On the diplomatic front, the push is coming from the West with the visit of British Foreign Minister Boris Johnson to the region this weekend, followed by the scheduled arrival of US Secretary of State Rex Tillerson in regional mediator Kuwait on July 10.
In Nauert’s statement she also warned the conflict “could possibly even intensify”.
This could manifest itself in two ways.
On the sanctions front, attention appears to be turning to regional political organisations and, more tentatively, trade.
There has been much speculation that Saudi Arabia, the UAE and Bahrain will seek to push Qatar out of the six-nation Gulf Cooperation Council either through suspension or expulsion.
Reports in the Saudi media have suggested this could be the next step in Qatar’s isolation though it is unclear if there would be enough votes to carry this through.
Krieg speculated that Saudi Arabia instead might manoeuvre to penalise Qatar through its membership of the Arab League.
On trade there has been suggestions that Saudi Arabia and the UAE may present international companies with a choice of doing business with them or Qatar, not both.

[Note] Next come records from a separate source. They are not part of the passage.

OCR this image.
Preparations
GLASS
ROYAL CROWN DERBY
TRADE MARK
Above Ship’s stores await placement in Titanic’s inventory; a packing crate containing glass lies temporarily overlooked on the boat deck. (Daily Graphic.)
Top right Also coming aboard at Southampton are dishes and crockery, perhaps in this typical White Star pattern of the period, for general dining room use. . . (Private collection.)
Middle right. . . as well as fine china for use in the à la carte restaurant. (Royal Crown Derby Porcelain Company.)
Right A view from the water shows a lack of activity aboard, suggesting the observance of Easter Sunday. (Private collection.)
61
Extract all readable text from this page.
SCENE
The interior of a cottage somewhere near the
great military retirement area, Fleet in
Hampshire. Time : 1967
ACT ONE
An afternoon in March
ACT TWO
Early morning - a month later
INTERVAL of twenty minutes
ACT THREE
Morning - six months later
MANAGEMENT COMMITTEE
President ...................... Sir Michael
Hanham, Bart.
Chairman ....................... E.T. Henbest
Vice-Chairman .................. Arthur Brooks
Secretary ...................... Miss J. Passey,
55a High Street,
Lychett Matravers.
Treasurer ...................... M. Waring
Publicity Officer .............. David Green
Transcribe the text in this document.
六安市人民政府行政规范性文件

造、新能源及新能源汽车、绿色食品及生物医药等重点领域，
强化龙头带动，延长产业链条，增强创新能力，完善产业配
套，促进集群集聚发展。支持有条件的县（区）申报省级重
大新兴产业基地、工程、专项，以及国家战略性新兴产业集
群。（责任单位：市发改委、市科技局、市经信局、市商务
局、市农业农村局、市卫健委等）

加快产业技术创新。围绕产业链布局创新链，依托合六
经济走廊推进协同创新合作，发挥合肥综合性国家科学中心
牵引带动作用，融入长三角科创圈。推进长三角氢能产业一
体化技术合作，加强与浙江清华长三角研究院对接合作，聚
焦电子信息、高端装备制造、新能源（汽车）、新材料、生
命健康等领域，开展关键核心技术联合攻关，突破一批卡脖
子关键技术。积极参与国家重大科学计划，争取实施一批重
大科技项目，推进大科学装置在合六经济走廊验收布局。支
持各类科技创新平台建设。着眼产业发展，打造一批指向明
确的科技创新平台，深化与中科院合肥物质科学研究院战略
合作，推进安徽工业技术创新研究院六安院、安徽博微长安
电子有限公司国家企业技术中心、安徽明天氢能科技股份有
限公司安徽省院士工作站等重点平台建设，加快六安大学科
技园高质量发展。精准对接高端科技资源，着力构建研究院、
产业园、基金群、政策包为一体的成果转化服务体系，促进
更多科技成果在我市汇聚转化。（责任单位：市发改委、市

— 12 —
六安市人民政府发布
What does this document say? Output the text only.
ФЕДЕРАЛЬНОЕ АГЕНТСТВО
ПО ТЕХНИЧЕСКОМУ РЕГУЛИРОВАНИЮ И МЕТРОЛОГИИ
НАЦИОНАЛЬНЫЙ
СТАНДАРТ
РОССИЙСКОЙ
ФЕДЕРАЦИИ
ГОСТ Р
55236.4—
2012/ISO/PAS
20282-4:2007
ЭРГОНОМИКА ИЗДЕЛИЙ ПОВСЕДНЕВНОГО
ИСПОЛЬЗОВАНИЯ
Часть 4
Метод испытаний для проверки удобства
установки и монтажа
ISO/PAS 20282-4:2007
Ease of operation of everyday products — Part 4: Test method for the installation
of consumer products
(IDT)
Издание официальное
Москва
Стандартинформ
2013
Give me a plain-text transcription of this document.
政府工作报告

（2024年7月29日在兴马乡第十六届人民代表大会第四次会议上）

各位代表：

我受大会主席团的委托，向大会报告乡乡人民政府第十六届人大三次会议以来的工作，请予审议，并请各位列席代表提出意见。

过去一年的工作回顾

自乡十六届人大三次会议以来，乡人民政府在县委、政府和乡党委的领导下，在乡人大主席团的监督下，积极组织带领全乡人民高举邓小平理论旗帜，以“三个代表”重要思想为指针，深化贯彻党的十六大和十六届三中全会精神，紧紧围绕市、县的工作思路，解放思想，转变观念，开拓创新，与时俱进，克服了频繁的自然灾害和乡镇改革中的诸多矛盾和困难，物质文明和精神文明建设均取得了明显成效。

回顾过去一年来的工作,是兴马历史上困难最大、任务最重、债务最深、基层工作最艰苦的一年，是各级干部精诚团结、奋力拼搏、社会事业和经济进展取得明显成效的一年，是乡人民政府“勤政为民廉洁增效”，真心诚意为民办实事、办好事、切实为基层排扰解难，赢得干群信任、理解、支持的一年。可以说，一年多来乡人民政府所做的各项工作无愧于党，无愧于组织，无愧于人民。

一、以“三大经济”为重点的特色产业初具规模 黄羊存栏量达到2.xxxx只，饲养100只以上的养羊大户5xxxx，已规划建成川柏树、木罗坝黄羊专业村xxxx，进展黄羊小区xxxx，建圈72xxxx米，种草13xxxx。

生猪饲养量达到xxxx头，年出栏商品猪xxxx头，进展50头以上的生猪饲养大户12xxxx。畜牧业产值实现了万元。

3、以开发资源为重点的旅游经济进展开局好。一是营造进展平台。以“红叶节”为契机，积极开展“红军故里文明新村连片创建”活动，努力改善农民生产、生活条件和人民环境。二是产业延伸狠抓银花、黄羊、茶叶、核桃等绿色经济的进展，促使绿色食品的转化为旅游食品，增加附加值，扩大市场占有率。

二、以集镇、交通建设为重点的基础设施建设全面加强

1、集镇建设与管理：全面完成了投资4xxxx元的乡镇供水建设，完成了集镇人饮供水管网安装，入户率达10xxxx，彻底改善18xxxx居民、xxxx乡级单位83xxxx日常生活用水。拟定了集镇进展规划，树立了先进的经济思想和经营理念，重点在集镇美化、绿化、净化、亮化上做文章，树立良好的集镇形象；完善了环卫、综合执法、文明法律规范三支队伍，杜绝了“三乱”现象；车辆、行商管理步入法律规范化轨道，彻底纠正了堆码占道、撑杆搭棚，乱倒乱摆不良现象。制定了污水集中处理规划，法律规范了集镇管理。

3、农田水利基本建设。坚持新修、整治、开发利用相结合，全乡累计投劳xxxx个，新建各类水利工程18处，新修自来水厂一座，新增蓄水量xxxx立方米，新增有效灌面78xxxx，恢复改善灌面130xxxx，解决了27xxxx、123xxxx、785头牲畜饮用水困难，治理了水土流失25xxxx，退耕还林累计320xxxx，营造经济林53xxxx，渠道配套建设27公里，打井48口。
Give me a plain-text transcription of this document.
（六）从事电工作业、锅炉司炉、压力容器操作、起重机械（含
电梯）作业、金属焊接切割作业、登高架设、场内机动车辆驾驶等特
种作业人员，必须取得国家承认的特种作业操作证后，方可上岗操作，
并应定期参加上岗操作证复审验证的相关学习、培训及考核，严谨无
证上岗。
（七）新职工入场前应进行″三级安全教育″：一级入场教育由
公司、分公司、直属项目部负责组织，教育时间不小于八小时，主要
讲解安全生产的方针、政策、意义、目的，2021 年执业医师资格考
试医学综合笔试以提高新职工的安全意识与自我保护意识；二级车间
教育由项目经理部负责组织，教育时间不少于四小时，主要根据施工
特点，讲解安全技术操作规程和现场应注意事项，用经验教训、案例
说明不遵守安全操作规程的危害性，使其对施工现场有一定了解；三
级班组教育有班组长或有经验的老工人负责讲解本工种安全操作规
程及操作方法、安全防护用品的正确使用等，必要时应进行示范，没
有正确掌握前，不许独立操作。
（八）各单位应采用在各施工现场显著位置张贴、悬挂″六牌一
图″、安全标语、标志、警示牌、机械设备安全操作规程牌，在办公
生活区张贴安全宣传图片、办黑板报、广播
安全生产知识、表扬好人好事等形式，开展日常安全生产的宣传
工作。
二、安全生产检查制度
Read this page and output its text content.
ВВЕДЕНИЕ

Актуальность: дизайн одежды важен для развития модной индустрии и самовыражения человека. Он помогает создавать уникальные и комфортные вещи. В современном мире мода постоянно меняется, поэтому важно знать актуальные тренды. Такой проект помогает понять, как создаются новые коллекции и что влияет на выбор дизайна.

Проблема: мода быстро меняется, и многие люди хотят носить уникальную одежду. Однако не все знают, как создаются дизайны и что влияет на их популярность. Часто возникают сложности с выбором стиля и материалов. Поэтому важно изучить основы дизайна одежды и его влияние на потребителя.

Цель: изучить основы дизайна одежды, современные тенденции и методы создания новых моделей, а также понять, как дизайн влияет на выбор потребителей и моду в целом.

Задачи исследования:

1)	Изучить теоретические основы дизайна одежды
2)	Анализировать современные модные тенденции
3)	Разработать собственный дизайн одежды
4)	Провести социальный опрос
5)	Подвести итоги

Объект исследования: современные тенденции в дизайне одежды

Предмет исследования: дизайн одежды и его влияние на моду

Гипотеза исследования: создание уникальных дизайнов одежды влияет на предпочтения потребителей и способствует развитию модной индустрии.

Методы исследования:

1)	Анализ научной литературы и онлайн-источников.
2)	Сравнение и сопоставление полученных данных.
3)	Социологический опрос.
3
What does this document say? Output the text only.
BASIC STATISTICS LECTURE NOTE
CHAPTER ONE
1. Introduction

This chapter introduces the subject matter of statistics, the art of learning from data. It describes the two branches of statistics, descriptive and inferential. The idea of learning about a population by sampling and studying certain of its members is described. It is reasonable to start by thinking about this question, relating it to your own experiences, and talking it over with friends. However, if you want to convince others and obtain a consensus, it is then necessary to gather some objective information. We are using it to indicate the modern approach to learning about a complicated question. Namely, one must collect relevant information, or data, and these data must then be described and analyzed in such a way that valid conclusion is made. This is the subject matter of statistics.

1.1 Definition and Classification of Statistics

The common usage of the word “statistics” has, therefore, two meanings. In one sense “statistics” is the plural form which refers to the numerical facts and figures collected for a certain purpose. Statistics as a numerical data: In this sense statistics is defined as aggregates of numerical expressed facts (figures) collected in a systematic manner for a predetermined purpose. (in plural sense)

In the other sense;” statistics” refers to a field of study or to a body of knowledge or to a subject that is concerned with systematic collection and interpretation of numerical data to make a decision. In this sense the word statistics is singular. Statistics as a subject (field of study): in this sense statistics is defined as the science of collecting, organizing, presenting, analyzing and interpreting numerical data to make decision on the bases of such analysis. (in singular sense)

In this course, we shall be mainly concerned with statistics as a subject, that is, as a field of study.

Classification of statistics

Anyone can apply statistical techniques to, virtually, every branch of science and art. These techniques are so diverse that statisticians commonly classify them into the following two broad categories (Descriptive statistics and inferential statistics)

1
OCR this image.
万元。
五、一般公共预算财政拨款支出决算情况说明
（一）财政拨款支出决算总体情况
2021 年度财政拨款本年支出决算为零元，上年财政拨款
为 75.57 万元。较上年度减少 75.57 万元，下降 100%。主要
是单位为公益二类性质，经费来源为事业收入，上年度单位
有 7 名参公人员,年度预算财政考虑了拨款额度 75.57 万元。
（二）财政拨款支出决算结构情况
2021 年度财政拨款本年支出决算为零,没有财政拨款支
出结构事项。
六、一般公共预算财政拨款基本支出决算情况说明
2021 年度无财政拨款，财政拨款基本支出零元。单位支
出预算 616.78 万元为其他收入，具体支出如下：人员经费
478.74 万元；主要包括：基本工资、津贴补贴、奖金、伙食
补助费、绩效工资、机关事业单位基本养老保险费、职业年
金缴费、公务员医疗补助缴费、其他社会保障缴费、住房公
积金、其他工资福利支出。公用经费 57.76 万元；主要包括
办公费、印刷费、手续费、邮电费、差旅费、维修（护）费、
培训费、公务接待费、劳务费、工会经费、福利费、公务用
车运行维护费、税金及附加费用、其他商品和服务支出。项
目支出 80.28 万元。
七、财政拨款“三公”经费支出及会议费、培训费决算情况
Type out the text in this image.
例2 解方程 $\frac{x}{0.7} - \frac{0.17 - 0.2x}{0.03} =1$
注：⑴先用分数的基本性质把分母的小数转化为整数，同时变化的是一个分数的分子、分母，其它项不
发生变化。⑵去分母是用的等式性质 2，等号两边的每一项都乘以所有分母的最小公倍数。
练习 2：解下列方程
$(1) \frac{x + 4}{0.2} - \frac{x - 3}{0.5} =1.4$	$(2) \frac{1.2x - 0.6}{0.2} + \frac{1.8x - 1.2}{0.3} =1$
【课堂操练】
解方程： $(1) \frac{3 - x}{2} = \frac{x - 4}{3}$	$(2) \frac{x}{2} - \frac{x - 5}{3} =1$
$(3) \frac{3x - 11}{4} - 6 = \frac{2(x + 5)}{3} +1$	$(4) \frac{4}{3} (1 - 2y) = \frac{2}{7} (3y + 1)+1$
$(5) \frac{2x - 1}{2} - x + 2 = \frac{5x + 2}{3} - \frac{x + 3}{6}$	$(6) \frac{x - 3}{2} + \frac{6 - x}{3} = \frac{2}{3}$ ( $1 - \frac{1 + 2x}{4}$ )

That though is far from a risk-free strategy, Ulrichsen said.
“Such a move may rebound on Riyadh and Abu Dhabi if it calls into question the vulnerability of commercial decisions to political interference,” he said.
Krieg added that such a move could ultimately backfire on Saudi Arabia’s own attempts to restructure its economy, in any post-oil world.
It is also unlikely that international companies would cave in to such orders.
Following a decision on July 4 by Qatar Petroleum to expand gas production by 30 percent, using joint ventures with international businesses, companies were reportedly already forming an orderly queue for contracts.
One Saudi-based commentator, Abdulrahman Al-Rashed, though insisted recently that Qatar will “fold” but make concessions beyond the “spotlight”.
It is unclear, however, what those might be.
“There are no apparent areas of concession. This looks like it will go down to the wire,” said Davidson.